Beyond changing the rules of democratic politics, the Big Tech giants stand accused of enabling a new generation of control and surveillance. This is exemplified by Chinese leadership in facial recognition technology, and the emergence of a nascent centralised social credit system. Meanwhile the Snowden leaks exposed the scale of surveillance undertaken by Western, principally US and UK, intelligence agencies.
The Big Tech leaders also continue to tread a delicate line in relations with the Chinese authorities among others, all the while seeking to expand access to this giant market.
Harvard Business School professor Shoshana Zuboff coined the term Surveillance Capitalism to describe the industrial-scale commoditisation and exploitation of personal experience that lies at the heart of the Big Tech business model.
Into the future
As we approach 2020 with the roll-out of 5G networks and services, the long anticipated Internet of Things is set to become a reality, especially across industry.
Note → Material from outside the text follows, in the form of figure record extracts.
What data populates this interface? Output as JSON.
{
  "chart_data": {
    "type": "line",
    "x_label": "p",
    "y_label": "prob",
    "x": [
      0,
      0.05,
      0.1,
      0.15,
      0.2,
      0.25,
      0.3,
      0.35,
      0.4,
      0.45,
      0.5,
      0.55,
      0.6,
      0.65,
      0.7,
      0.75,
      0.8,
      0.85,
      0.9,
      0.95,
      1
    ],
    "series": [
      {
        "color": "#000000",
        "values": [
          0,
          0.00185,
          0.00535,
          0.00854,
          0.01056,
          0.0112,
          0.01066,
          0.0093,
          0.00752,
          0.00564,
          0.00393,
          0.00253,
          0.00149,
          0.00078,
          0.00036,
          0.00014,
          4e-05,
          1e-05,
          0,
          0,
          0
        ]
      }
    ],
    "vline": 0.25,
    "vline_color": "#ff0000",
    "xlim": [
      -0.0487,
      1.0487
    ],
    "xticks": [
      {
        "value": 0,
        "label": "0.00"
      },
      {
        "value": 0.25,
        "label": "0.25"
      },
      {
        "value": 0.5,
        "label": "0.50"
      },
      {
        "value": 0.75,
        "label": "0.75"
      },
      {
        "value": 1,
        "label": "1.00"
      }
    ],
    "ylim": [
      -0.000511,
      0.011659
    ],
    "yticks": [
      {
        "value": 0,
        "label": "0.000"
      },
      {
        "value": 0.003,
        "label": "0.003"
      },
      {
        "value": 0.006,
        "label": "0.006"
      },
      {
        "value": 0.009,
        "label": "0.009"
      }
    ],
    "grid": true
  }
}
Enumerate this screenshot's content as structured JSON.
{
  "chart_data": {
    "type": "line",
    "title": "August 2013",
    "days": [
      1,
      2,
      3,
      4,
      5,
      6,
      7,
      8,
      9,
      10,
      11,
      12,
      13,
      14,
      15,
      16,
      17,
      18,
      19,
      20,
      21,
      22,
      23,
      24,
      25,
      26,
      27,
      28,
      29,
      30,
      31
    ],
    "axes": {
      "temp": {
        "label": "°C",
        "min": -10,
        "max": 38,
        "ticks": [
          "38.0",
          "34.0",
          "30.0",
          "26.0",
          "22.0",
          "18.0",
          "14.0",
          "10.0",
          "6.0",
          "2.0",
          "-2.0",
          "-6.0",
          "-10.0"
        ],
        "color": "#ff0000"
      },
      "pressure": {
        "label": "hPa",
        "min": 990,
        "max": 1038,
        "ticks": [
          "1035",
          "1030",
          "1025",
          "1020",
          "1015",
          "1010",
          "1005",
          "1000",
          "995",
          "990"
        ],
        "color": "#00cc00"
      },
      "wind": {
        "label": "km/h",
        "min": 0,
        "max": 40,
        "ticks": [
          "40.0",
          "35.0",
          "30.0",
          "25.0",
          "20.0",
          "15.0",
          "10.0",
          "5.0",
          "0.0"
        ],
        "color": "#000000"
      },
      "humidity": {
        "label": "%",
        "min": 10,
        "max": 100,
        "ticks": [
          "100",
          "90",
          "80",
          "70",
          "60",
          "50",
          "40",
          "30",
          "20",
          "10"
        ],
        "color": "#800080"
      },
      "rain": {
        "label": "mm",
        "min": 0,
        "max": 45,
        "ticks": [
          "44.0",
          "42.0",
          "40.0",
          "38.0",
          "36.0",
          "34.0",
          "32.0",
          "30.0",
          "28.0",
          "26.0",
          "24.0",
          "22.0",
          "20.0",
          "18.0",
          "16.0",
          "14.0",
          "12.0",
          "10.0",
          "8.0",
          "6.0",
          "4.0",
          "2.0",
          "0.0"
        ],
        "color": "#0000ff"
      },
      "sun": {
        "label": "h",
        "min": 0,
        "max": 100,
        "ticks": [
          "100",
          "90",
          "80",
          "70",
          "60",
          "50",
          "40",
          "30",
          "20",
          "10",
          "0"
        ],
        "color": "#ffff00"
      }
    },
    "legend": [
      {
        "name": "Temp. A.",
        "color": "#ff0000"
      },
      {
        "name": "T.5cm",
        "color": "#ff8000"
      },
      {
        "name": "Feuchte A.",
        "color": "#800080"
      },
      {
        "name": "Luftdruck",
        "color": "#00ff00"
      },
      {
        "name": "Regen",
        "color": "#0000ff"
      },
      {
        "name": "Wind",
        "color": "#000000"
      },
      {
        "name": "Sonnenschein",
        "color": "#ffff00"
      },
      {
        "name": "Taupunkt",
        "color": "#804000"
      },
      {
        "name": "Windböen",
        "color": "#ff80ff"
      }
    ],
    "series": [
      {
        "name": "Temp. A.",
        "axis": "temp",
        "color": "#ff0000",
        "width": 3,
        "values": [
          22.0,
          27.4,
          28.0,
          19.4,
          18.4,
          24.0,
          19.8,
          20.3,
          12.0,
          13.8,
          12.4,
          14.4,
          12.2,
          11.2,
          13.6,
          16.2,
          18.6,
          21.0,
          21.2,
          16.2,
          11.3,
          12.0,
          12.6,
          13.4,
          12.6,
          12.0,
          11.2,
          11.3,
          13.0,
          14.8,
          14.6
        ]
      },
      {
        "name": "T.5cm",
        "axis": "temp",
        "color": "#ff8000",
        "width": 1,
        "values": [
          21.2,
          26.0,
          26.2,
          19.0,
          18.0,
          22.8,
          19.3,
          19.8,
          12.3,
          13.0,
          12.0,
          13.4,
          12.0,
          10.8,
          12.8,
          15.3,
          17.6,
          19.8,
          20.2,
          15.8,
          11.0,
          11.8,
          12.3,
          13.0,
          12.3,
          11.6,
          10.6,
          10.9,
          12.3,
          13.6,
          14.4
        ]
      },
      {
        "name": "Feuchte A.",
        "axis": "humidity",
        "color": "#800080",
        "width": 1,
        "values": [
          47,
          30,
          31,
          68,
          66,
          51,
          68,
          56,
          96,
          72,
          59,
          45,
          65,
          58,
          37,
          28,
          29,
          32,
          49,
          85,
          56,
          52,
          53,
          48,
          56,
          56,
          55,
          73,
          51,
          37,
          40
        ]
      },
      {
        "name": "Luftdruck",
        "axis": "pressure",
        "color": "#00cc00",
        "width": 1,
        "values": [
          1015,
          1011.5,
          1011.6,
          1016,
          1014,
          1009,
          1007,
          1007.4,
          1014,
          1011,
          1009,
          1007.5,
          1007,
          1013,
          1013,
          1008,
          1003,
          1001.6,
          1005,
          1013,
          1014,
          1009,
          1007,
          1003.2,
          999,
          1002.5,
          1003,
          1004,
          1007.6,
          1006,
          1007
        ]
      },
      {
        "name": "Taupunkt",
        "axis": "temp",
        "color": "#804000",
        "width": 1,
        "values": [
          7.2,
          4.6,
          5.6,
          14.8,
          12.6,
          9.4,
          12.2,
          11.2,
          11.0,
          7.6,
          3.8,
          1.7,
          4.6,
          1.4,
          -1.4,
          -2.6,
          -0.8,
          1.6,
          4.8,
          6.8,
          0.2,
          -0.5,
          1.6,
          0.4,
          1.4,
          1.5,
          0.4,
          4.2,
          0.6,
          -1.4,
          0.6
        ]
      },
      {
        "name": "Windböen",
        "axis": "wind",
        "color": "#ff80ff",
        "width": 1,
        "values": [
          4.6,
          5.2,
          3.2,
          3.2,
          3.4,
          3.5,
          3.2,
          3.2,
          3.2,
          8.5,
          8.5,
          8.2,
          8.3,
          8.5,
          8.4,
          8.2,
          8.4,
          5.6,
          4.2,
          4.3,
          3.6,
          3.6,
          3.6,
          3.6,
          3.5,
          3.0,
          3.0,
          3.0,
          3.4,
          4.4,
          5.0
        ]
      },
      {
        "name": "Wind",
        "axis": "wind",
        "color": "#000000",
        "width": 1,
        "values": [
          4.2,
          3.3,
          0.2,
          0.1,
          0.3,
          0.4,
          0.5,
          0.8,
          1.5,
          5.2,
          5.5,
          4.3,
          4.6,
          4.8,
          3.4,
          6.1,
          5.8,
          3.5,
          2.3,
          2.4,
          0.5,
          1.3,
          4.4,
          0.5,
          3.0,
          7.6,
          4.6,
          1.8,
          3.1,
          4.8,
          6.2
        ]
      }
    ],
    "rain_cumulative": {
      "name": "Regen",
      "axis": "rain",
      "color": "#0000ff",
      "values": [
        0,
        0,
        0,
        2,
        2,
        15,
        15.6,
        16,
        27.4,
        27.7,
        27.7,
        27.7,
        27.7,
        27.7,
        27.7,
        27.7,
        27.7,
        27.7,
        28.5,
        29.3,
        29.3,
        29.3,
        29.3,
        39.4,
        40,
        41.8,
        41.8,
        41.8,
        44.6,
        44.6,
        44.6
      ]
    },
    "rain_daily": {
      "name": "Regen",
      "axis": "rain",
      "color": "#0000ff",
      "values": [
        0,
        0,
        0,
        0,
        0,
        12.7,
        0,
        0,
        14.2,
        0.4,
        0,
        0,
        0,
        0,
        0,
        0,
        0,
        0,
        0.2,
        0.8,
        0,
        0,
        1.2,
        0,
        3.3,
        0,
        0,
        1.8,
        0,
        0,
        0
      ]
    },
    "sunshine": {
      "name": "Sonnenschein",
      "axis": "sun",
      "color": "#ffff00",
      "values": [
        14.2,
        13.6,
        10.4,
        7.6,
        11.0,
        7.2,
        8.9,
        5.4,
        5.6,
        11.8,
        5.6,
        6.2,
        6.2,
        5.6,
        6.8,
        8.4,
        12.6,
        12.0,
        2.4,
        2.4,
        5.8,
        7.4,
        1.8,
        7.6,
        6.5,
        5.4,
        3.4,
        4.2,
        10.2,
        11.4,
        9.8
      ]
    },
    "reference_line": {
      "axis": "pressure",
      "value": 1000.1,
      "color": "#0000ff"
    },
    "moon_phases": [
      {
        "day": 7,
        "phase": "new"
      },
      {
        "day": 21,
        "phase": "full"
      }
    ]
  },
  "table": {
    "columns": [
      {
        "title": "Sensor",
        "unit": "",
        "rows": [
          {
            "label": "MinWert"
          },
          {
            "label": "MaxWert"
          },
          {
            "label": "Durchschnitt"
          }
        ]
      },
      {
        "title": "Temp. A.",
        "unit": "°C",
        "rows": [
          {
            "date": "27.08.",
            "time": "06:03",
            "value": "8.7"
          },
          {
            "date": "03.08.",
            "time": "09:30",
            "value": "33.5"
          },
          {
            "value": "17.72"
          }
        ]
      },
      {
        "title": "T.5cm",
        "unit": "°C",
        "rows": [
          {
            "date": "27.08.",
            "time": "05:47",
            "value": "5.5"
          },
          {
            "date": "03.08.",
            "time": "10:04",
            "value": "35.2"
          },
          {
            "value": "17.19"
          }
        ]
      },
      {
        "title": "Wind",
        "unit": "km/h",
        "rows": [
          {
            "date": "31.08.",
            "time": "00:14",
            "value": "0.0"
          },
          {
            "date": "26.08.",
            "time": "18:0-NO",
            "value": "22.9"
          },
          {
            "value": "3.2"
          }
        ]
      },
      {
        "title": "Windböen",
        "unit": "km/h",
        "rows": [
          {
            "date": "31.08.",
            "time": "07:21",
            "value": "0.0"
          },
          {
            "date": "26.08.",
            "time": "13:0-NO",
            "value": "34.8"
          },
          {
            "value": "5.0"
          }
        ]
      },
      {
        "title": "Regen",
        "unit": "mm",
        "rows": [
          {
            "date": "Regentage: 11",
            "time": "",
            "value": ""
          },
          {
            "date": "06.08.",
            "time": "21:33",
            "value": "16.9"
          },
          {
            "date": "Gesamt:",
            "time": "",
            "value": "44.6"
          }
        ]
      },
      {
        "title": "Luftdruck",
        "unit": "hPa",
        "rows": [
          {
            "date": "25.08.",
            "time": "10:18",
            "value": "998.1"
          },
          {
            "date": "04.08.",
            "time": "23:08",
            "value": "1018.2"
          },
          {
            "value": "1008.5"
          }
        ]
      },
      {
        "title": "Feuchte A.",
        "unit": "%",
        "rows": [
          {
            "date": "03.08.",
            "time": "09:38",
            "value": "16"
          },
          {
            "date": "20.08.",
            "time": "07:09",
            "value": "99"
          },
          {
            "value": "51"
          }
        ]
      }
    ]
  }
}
With forecasts for tens of billions of connected devices and things, we are shifting towards an unprecedented increase in data traffic from across the globe.
Much of this traffic will be handled by the cloud platforms developed by Big Tech and supported by a network of vast data centres. Such is the anticipated growth, forecasters anticipate that the information and communications technology industries might account for up to 20% of all global electricity consumption and 5.5% of all emissions by 2020.
This requires radical action from the Big Tech giants – and their Chinese competitors – if they are to avoid becoming the industrial pariahs of the 21st century. Already we are seeing steps in the right direction, with Google arguably leading the way. Appropriately enough, these solutions are leveraging AI and renewable energy sources to radically reduce energy consumption across facilities.
If we can successfully harness digitalisation and AI to the challenges of mitigating climate change and increasing global sustainability, that would be the greatest gift that the digital age could possibly bestow. Surely Big Tech won’t let us down?